At a guess, you're experiencing a difference in how negative shifts are performed. Given

PERL

$t = 256;
$v = $t << -1;
print ("v = $v\n");

Running this on perl 5.16 (CentOS 7), I get 0, but using perl 5.36 (Debian bookworm), I get a value of 128.
If 64 - $shiftby * ($size -$iteration -1) is negative, you'll need to decide what you should do. Maybe right-shift instead? Abort? other?

Posted 14-May-24 7:00am

k5054

Comments

Rahul VB 15-May-24 5:09am

Thanks for the quick response. But, i dont get negetive values. I am exploring more.

k5054 15-May-24 12:16pm

Only thing I can suggest is that you build up your expression a bit at a time and examine the values as you go e.g.
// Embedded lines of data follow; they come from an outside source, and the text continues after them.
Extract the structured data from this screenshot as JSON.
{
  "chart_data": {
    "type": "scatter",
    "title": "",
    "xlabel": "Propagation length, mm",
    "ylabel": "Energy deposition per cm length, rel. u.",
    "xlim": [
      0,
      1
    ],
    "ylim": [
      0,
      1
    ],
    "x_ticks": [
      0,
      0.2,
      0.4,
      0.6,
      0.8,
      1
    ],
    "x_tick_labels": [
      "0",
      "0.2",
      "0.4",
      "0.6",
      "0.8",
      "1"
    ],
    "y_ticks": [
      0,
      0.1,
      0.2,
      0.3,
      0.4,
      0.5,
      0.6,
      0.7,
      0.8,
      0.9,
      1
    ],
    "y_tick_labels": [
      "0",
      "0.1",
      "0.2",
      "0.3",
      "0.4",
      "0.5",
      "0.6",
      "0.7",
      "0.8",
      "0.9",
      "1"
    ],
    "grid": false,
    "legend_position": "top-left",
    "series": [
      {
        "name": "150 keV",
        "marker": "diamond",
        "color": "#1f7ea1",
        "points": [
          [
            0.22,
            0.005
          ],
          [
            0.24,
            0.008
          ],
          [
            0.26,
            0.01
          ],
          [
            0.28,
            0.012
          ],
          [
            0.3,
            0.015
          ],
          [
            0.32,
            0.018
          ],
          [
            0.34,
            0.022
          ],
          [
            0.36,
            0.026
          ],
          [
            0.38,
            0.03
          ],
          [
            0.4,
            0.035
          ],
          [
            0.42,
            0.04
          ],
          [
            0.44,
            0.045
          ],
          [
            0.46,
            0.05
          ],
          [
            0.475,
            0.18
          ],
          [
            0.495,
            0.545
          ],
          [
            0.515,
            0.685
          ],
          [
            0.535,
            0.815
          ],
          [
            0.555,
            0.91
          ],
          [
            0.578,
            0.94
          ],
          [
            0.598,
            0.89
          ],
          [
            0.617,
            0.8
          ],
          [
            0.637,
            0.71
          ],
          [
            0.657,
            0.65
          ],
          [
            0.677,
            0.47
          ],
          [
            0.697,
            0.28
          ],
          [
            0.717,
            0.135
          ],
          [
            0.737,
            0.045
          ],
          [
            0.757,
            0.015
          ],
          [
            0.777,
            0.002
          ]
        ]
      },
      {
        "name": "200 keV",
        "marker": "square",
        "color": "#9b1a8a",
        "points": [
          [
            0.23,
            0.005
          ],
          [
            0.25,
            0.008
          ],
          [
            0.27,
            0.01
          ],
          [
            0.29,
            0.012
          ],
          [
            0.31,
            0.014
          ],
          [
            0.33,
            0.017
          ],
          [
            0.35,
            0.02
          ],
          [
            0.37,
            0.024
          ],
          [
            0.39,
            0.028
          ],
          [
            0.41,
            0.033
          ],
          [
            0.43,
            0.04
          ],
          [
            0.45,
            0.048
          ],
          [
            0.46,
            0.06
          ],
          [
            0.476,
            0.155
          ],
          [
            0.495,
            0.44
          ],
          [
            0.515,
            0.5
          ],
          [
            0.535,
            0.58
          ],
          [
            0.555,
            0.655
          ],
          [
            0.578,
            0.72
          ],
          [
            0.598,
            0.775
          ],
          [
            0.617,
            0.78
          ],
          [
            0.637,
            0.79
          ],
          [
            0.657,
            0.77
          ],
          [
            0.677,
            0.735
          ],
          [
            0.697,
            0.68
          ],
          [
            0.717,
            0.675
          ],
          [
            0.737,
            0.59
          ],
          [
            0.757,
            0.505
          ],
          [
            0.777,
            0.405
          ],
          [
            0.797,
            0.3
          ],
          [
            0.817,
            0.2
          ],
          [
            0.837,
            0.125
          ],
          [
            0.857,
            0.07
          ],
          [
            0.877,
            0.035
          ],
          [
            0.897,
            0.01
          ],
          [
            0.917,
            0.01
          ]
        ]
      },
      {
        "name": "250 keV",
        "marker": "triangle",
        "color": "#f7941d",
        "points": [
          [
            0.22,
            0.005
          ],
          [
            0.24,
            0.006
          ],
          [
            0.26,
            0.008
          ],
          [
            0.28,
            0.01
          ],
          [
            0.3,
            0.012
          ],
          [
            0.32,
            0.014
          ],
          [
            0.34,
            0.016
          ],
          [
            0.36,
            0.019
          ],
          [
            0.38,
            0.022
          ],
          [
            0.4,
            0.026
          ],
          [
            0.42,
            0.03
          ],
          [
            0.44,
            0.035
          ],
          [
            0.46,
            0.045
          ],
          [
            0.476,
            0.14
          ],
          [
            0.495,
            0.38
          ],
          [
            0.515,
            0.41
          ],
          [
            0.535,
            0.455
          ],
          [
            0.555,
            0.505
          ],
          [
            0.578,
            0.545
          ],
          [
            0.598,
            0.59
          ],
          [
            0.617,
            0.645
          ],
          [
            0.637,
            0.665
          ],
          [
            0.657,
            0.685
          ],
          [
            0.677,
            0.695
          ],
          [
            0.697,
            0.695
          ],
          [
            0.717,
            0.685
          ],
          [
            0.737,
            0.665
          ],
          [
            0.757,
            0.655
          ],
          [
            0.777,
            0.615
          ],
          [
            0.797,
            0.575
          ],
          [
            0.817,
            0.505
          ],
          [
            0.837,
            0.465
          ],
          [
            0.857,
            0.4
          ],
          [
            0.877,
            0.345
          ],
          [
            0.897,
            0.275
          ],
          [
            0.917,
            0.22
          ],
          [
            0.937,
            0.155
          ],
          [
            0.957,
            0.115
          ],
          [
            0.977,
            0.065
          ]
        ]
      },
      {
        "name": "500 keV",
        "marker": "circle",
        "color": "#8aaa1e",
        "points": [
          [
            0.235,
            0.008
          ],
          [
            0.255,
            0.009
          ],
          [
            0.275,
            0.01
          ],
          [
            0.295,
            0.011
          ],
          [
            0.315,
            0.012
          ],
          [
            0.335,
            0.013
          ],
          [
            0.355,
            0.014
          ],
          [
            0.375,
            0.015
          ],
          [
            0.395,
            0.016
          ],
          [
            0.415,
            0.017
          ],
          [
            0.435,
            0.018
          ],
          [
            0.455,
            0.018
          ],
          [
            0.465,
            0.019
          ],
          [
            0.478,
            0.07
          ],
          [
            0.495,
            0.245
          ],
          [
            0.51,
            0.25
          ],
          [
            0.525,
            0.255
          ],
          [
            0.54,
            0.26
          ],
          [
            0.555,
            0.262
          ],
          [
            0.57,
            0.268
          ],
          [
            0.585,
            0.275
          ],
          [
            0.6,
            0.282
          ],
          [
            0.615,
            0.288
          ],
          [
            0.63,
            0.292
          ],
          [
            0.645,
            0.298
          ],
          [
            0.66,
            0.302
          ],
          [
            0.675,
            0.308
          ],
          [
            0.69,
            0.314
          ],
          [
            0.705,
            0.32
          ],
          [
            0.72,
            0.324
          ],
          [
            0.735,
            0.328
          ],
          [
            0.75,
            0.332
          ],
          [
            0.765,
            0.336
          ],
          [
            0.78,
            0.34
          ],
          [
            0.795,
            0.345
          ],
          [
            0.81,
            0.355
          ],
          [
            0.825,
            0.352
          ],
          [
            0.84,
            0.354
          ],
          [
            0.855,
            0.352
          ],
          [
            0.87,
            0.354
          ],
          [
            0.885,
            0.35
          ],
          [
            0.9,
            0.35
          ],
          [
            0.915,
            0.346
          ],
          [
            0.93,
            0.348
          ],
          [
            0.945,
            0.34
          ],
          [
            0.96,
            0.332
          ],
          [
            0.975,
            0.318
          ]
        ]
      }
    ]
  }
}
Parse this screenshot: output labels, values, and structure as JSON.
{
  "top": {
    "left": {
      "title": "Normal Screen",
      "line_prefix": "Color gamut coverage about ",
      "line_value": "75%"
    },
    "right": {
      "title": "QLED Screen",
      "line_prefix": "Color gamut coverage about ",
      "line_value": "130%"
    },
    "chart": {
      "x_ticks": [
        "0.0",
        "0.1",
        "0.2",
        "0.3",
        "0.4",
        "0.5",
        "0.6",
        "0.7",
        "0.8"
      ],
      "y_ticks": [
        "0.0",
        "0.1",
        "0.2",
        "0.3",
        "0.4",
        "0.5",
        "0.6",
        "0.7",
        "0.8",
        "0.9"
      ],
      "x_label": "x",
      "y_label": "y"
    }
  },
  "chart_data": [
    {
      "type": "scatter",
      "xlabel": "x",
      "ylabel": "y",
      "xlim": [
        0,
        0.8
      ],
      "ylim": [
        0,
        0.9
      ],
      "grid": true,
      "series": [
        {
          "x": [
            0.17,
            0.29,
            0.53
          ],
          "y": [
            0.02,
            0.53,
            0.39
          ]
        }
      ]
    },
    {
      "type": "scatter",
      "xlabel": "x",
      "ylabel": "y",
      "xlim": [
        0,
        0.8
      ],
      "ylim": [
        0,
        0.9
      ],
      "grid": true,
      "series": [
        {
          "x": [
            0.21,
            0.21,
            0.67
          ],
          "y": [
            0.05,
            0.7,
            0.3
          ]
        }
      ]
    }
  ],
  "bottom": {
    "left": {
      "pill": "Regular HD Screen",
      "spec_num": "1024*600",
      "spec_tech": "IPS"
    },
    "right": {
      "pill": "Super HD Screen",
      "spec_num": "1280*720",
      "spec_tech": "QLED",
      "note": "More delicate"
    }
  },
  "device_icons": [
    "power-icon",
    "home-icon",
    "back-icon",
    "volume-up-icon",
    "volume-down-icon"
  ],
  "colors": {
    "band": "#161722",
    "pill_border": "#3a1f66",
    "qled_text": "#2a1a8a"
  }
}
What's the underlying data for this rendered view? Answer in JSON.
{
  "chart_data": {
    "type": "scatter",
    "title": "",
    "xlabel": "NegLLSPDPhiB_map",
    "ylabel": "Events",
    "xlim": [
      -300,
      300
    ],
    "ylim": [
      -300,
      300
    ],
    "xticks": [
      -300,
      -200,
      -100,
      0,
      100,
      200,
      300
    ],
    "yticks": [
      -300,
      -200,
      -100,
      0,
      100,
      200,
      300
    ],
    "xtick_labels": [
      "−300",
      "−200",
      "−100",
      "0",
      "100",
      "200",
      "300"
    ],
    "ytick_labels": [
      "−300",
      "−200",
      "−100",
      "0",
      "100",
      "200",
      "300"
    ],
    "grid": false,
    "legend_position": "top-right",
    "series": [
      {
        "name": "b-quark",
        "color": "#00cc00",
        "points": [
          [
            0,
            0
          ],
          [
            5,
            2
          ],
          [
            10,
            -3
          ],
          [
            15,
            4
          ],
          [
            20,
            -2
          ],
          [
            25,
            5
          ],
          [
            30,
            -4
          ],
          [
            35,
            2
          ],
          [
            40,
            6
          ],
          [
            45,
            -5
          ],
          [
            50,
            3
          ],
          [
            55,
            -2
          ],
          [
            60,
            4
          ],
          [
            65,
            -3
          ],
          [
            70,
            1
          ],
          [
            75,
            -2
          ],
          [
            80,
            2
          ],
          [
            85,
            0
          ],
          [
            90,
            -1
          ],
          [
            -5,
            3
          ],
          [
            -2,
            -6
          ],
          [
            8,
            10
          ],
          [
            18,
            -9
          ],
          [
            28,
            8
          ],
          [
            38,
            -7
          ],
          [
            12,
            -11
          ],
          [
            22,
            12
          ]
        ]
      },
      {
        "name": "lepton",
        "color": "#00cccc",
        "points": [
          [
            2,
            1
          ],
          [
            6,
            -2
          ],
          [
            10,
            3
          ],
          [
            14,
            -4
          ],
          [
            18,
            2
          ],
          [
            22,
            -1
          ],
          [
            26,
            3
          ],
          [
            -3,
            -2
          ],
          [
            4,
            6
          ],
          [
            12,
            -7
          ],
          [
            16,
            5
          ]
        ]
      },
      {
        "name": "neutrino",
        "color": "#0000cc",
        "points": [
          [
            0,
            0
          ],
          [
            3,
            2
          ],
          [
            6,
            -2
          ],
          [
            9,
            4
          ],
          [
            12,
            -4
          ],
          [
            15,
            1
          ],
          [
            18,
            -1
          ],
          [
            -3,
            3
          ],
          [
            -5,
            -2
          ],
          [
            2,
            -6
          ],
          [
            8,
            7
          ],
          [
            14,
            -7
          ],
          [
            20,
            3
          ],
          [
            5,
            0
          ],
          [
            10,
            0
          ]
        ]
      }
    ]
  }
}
$x = ($size - iteration -1);
$y = $shiftby * $x;
$z = 64 - $shiftby;
$val  = $TestVal << $z;
$test |= $val;
print STDERR, "x = $x, y = $y, z = $z, val = $val, test = $test\n';

At least then, you might get an idea where the two versions diverge.

Rahul VB 22-May-24 12:30pm

Thanks, for the response. I had to correct the shift logic which was implemented after breaking the code further down.